Recap of 3D Printing in Medicine Backcasting


The Science and Society Network’s research establishment grant scheme recently allowed for Dr. Luke Heemsbergen to run an innovative workshop to “backcast” the future of 3D printing in medicine. The workshop brought together a diverse group of international experts and practitioners, who would have otherwise not have met, to grapple with how the technologies of 3DP printing integrate in a society that has social, in addition to technical, definitions of risk, property, and progress.

A preliminary recap of the event can be listened to via our podcast that explains how surgery, intellectual property law, and 3D printing will come together to shape the future of care, and features our two keynote speakers, Paul D’Urso, Neurosurgeon; Chairman, Anatomics and Michael Weinberg, Executive Director, Engelberg Center, NYU have in common.

Listen to the podcast here.

3D printing is a unique manufacturing technology in that it ‘additively’ deposits materials to build designs, rather than ‘subtracting’ material. This allows innovative design solutions that are not possible with other manufacturing techniques. Just as important however, is how 3D Printing can shift manufacturing practices to incorporate digital and decentralised sharing in ways that offer patient precise devices at scale in more diverse locations than the centralised industrial hubs that have defined research, development and manufacture since the industrial revolution. 

3D printing becomes as much a communication practice (between practitioners, designers, patients, and regulators) as a manufacturing process. The ramifications of this shift move past the technical, as medical practitioners signal socio-political concerns that are an inextricable part of innovating and governing care (see this just-published article by Luke Heemsbergen and Robbie Fordyce for more). 

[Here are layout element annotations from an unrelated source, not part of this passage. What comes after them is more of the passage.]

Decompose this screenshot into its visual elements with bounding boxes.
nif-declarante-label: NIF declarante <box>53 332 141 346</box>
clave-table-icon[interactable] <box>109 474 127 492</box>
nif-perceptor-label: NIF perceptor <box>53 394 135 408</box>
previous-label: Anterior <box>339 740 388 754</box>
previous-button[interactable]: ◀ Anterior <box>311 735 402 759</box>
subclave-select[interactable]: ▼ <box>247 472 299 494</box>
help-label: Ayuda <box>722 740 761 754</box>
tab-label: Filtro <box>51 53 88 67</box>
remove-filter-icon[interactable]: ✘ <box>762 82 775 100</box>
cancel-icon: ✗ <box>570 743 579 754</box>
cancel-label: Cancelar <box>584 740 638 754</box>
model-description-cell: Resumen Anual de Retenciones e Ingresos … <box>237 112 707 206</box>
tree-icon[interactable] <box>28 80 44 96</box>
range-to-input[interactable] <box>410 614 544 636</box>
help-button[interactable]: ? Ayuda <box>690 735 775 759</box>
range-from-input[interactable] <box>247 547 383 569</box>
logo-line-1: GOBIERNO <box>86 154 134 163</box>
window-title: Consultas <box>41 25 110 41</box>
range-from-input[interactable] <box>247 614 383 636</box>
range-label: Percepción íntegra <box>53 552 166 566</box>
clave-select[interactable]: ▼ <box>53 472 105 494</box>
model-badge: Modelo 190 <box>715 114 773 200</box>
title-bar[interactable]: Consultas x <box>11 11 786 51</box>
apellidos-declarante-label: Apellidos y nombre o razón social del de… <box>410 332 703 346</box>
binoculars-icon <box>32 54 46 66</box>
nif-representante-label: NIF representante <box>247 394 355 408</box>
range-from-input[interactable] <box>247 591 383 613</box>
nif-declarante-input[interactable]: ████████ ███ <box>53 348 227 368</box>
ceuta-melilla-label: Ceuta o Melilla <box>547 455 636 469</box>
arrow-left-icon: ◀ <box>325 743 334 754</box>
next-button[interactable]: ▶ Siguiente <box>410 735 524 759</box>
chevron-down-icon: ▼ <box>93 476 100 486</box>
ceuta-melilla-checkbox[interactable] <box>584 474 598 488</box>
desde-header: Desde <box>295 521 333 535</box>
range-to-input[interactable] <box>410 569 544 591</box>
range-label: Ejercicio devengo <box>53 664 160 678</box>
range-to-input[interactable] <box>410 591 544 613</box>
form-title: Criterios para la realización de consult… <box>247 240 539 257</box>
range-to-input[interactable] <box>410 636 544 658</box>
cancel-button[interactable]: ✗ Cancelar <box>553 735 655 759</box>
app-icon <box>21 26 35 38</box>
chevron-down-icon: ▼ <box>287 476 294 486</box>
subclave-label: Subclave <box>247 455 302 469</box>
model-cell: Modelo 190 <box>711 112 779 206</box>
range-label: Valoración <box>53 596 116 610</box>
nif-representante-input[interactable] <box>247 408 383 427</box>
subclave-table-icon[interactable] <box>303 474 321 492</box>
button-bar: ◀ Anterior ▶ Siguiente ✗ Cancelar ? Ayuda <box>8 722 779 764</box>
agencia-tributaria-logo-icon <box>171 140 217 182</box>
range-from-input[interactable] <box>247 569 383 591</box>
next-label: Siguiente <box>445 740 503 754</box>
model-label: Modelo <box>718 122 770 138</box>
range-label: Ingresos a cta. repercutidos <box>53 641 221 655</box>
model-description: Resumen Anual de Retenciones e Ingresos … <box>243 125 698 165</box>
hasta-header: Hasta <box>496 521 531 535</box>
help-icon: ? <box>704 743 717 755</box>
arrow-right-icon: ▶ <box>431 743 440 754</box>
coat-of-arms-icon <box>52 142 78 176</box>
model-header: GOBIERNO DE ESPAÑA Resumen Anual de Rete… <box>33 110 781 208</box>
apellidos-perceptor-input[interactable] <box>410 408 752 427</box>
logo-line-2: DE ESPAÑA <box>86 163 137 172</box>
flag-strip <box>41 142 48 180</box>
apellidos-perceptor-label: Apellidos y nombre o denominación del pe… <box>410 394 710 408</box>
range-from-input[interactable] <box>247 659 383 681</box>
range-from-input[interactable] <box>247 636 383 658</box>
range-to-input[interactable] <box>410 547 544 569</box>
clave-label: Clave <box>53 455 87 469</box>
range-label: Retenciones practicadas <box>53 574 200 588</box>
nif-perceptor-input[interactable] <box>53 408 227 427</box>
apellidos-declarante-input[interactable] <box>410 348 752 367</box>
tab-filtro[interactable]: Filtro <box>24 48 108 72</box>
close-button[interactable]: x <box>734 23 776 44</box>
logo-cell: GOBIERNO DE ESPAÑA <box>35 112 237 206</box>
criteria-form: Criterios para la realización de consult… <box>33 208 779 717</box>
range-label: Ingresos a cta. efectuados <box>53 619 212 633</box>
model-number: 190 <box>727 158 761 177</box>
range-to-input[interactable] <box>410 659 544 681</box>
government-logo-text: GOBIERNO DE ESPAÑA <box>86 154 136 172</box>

The workshop employed a mode of ‘backcasting’ to explore how a a specific future, of decentralised printing might come about. We asked participants to detail the paths back from a future defined through “The widespread decentralisation of design, production and monitoring of 3D printed medical goods by practitioners and their patients to offer precision care to various pathology, up to and including implantable medical devices”.

This statement required considering questions across intellectual property and political economy, safety and regulation, medical expertise and patient-practitioner relationships, as well as questions about what the underlying manufacturing technology would afford.

Keynotes Paul D’Urso, Neurosurgeon; Chairman, Anatomics  and Michael Weinberg, Executive Director, Engelberg Center, NYU framed the day for participants (who included 3D printing manufacturers, ethicists, legal experts, and medical practitioners). The main focus of the day was an in-depth collaboration to sketch the path to a future defined through decentralised 3D printing practices.

While the research outcomes of the day are still being analysed, we offer the podcast here to crystallise the issues at hand through the lenses of neurosurgery and intellectual property; a seeming odd pairing until you consider how the care industry is structured, and how 3D printing might disrupt that structure. Innovation of governance of new forms of precision medicine will continue to require ingenuity that taps multiple perspectives between science and society.